Semantic Models for Machine Learning
PhD thesis, University of Southampon.
In this thesis we present approaches to the creation and usage of semantic models by the analysis of the data spread in the feature space. We aim to introduce the general notion of using feature selection techniques in machine learning applications. The applied approaches obtain new feature directions on data, such that machine learning applications would show an increase in performance.

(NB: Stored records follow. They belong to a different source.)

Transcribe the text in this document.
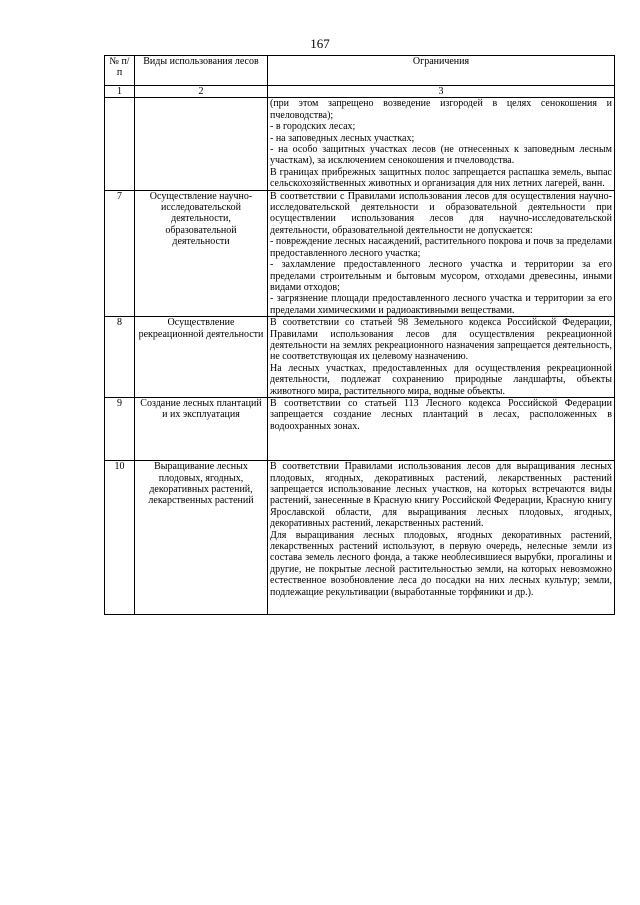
167
№ п/п	Виды использования лесов	Ограничения
1	2	3

		(при этом запрещено возведение изгородей в целях сенокошения и пчеловодства);
- в городских лесах;
- на заповедных лесных участках;
- на особо защитных участках лесов (не отнесенных к заповедным лесным участкам), за исключением сенокошения и пчеловодства.
В границах прибрежных защитных полос запрещается распашка земель, выпас сельскохозяйственных животных и организация для них летних лагерей, ванн.

7	Осуществление научно-исследовательской деятельности, образовательной деятельности	В соответствии с Правилами использования лесов для осуществления научно-исследовательской деятельности и образовательной деятельности при осуществлении использования лесов для научно-исследовательской деятельности, образовательной деятельности не допускается:
- повреждение лесных насаждений, растительного покрова и почв за пределами предоставленного лесного участка;
- захламление предоставленного лесного участка и территории за его пределами строительным и бытовым мусором, отходами древесины, иными видами отходов;
- загрязнение площади предоставленного лесного участка и территории за его пределами химическими и радиоактивными веществами.

8	Осуществление рекреационной деятельности	В соответствии со статьей 98 Земельного кодекса Российской Федерации, Правилами использования лесов для осуществления рекреационной деятельности на землях рекреационного назначения запрещается деятельность, не соответствующая их целевому назначению.
На лесных участках, предоставленных для осуществления рекреационной деятельности, подлежат сохранению природные ландшафты, объекты животного мира, растительного мира, водные объекты.

9	Создание лесных плантаций и их эксплуатация	В соответствии со статьей 113 Лесного кодекса Российской Федерации запрещается создание лесных плантаций в лесах, расположенных в водоохранных зонах.

10	Выращивание лесных плодовых, ягодных, декоративных растений, лекарственных растений	В соответствии Правилами использования лесов для выращивания лесных плодовых, ягодных, декоративных растений, лекарственных растений запрещается использование лесных участков, на которых встречаются виды растений, занесенные в Красную книгу Российской Федерации, Красную книгу Ярославской области, для выращивания лесных плодовых, ягодных, декоративных растений, лекарственных растений.
Для выращивания лесных плодовых, ягодных декоративных растений, лекарственных растений используют, в первую очередь, нелесные земли из состава земель лесного фонда, а также необлесившиеся вырубки, прогалины и другие, не покрытые лесной растительностью земли, на которых невозможно естественное возобновление леса до посадки на них лесных культур; земли, подлежащие рекультивации (выработанные торфяники и др.).
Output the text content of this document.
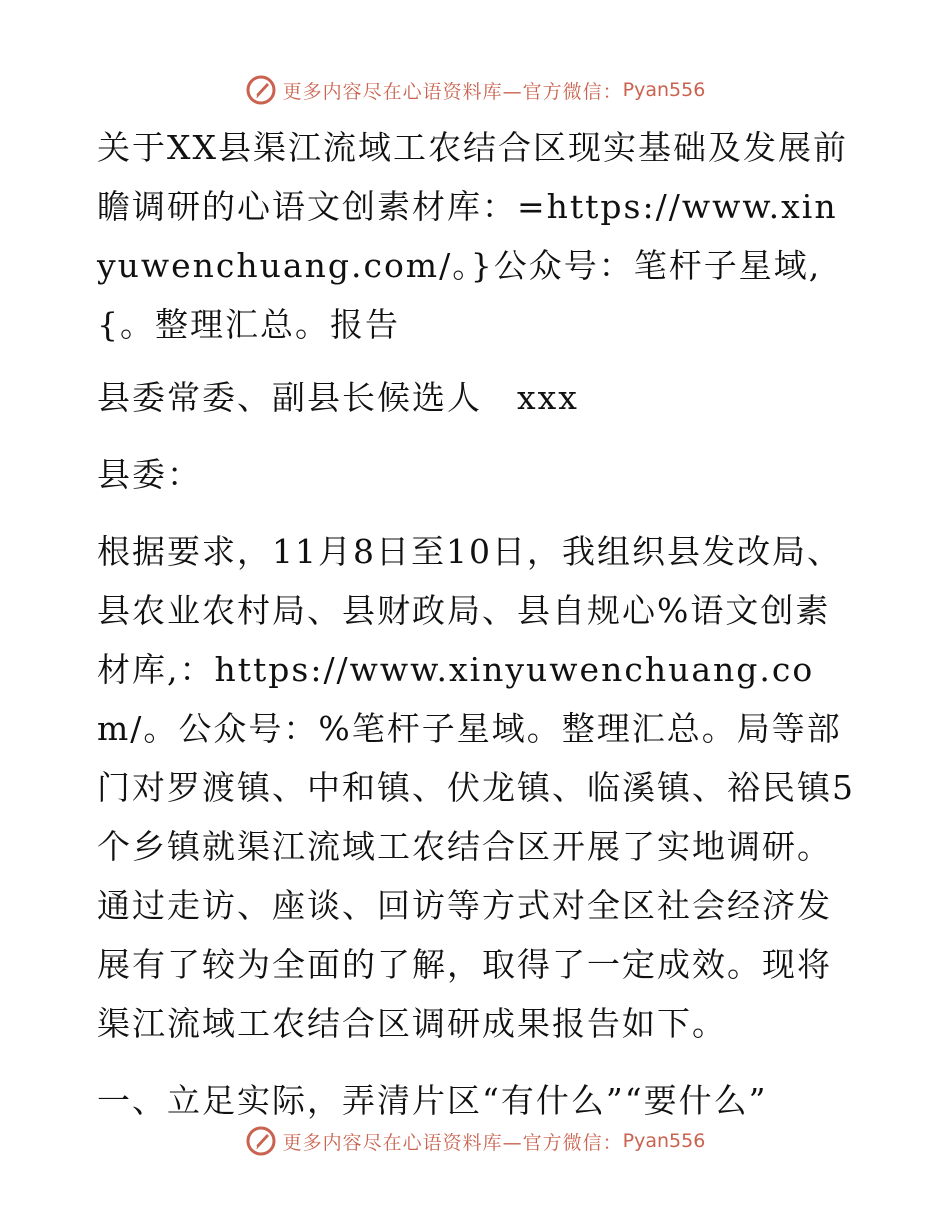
更多内容尽在心语资料库—官方微信： Pyan556

关于XX县渠江流域工农结合区现实基础及发展前瞻调研的心语文创素材库：=https://www.xinyuwenchuang.com/。}公众号：笔杆子星域,{。整理汇总。报告

县委常委、副县长候选人　xxx

县委：

根据要求，11月8日至10日，我组织县发改局、县农业农村局、县财政局、县自规心%语文创素材库,：https://www.xinyuwenchuang.com/。公众号：%笔杆子星域。整理汇总。局等部门对罗渡镇、中和镇、伏龙镇、临溪镇、裕民镇5个乡镇就渠江流域工农结合区开展了实地调研。通过走访、座谈、回访等方式对全区社会经济发展有了较为全面的了解，取得了一定成效。现将渠江流域工农结合区调研成果报告如下。

一、立足实际，弄清片区“有什么”“要什么”

更多内容尽在心语资料库—官方微信： Pyan556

We review three principle methods that are used throughout the thesis. Firstly Canonical Correlation Analysis (CCA), which is a method of correlating linear relationships between two multidimensional variables. CCA can be seen as using complex labels as a way of guiding feature selection towards the underlying semantics. CCA makes use of two views of the same semantic object to extract a representation of the semantics. Secondly Partial Least Squares (PLS), a method similar to CCA. It selects feature directions that are useful for the task at hand, though PLS only uses one view of an object and the label as the corresponding pair. PLS could be thought of as a method that looks for directions that are good for distinguishing the different labels. The third method is the Fisher kernel. A method that aims to extract more information of a generative model than simply by their output probabilities. The aim is to analyse how the Fisher score depends on the model and which aspects of the model are important in determining the Fisher score. We focus our theoretical investigation primarily on CCA and its kernel variant. Providing a theoretical analysis of the method's stability using Rademacher complexity, hence deriving the error bound for new data.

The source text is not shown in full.